At first glance, the riddle feels almost too easy. Most people read it quickly, notice the pattern of month names, and immediately assume the fifth child must be named May. That’s exactly why so many people get it wrong. The trick is not about intelligence or math — it’s about slowing down long enough to notice what the sentence is actually saying instead of what your brain expects it to say.
The riddle goes like this:
“Penny has 5 children. The 1st kid is named January. 2nd kid is named February. Her 3rd is called March. 4th is April. What is the name of the 5th. Read carefully.”
The challenge became wildly popular online because it plays directly into how quickly people rely on patterns. Once readers see January, February, March, and April, their minds automatically continue the sequence toward May without stopping to question whether that’s really what the riddle is asking. It feels obvious — and that’s the trap.
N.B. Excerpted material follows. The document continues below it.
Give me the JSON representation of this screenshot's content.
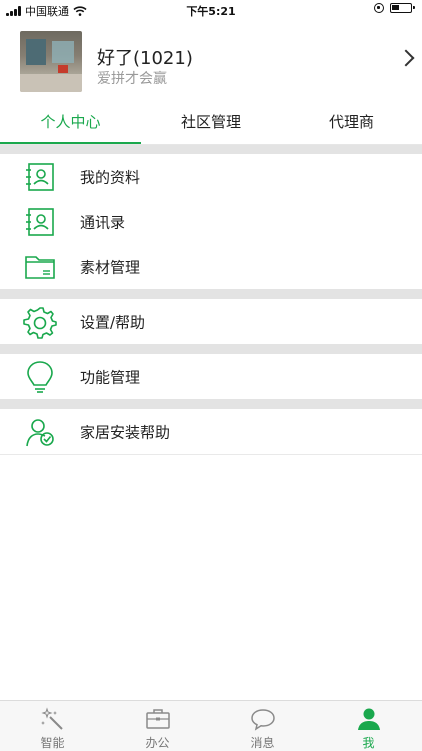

The key lies in the wording and punctuation.
Many people overlook the final line because they assume it’s a question. But the riddle specifically warns readers to “Read carefully.” That warning matters more than it first appears. If you slow down and pay attention to the sentence structure, you realize something important: the phrase “What is the name of the 5th” can also be interpreted as a statement revealing the child’s name rather than asking for it.
In other words, the fifth child’s name is actually “What.”
That’s the hidden trick.
The riddle depends entirely on misdirection. Readers are encouraged to think about months of the year when the answer has nothing to do with months at all. The sequence of January through April exists only to distract your brain into overlooking the simplest interpretation hidden in plain sight.
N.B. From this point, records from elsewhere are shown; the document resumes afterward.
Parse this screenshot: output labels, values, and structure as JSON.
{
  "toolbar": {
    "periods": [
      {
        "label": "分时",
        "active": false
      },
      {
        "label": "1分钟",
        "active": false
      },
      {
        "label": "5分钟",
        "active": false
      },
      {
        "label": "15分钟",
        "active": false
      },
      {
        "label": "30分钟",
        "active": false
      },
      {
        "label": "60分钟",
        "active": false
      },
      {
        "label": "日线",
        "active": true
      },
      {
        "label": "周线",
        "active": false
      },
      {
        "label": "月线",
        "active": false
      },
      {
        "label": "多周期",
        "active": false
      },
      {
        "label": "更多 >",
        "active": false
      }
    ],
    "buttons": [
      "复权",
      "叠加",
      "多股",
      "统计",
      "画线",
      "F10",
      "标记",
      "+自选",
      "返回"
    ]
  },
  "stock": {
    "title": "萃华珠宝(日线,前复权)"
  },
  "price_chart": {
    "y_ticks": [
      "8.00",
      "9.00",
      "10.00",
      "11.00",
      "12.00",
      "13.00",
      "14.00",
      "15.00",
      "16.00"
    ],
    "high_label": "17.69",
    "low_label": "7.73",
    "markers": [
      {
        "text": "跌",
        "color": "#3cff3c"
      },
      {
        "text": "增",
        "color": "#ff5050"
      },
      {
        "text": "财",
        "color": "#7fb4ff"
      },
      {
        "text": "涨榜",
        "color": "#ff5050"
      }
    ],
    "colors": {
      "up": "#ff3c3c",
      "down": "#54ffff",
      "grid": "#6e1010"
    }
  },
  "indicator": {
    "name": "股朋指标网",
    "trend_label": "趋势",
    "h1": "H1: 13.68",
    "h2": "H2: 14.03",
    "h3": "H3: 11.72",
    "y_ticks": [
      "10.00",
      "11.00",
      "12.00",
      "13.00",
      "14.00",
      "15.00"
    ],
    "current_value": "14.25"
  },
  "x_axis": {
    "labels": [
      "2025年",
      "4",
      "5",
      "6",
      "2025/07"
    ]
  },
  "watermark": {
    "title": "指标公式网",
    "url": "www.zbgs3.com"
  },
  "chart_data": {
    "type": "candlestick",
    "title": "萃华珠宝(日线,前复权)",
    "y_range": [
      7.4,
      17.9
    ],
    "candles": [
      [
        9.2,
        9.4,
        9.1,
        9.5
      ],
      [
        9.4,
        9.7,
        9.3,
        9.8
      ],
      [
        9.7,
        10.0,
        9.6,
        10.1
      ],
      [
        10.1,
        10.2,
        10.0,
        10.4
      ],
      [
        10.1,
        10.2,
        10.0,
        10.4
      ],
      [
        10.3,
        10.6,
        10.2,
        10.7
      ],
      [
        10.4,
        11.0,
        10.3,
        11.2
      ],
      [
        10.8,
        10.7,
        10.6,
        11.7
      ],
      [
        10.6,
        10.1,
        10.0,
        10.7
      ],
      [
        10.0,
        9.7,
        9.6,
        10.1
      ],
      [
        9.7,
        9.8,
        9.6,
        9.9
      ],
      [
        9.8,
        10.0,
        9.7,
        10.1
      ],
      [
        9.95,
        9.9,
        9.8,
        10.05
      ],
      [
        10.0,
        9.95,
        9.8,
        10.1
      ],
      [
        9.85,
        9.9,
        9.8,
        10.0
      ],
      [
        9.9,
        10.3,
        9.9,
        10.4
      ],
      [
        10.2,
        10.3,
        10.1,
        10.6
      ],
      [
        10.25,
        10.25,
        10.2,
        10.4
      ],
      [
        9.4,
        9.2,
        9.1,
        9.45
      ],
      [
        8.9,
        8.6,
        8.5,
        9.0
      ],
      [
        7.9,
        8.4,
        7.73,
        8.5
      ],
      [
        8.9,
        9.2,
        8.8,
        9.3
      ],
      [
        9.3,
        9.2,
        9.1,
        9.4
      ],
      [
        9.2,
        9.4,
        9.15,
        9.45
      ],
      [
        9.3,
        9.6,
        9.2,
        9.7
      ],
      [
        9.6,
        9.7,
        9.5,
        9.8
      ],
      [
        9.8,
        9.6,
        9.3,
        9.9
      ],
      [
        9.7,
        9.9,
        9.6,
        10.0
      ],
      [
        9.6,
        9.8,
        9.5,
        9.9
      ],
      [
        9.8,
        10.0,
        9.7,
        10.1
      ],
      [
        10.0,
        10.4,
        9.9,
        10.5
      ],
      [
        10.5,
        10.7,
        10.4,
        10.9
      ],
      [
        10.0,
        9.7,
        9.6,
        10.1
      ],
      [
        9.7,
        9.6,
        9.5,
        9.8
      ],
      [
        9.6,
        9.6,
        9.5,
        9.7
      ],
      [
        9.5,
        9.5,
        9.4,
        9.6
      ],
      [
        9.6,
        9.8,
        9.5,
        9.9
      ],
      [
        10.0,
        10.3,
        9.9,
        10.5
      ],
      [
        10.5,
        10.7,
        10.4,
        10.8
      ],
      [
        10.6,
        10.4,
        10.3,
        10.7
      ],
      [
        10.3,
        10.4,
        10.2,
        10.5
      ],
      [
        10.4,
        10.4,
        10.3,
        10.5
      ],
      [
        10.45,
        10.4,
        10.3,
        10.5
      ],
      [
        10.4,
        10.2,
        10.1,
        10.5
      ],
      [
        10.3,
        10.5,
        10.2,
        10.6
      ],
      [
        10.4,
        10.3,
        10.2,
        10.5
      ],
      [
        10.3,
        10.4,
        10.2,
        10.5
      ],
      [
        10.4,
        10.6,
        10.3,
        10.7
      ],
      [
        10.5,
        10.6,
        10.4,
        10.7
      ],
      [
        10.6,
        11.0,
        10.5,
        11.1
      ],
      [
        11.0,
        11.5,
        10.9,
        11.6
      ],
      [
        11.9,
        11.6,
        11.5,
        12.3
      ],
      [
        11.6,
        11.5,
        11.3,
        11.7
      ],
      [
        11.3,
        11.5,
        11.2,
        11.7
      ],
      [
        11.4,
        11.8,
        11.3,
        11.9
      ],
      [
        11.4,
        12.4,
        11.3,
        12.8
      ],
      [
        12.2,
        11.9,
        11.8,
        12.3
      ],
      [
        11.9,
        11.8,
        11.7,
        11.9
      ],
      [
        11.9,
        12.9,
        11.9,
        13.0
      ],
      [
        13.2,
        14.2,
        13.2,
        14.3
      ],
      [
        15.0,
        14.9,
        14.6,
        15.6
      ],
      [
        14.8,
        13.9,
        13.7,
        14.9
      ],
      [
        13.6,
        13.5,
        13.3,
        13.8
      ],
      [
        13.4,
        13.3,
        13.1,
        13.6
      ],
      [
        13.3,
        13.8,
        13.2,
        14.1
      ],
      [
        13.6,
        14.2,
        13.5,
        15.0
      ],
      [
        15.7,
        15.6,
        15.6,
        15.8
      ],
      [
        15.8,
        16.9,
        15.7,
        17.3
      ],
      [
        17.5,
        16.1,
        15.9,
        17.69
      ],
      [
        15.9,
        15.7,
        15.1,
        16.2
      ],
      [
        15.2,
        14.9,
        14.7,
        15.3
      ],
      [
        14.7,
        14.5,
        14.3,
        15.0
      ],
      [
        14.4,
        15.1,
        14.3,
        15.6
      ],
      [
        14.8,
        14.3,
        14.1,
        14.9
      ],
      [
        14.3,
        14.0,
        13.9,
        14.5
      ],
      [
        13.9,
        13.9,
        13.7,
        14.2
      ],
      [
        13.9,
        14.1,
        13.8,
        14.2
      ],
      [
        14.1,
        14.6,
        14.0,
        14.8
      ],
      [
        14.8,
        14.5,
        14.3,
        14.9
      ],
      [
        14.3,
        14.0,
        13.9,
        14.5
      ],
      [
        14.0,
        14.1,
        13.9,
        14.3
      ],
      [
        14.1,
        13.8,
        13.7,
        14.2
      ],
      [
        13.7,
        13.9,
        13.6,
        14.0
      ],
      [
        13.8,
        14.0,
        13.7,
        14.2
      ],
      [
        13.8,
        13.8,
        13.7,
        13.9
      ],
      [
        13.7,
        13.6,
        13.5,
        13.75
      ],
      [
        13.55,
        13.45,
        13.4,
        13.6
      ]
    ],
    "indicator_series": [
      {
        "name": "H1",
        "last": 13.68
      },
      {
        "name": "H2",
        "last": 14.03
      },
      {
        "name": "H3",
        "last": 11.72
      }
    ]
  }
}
That’s why these riddles spread so quickly online. They don’t test knowledge as much as they test attention. People often answer too quickly because the human brain loves recognizing patterns and jumping ahead. Once we believe we understand a pattern, we stop examining the details carefully. The riddle exploits that instinct perfectly.
Some people still argue the answer should be “May” because it fits the monthly sequence naturally. Others point out that the lack of a question mark changes the meaning entirely. That tiny punctuation detail is what makes the riddle clever. It transforms what appears to be a straightforward question into a statement containing the answer itself.
So the correct answer is:
“What.”
Did you catch it the first time, or did your brain automatically jump to May? That’s exactly what makes the riddle so satisfying — the answer feels obvious only after someone explains it.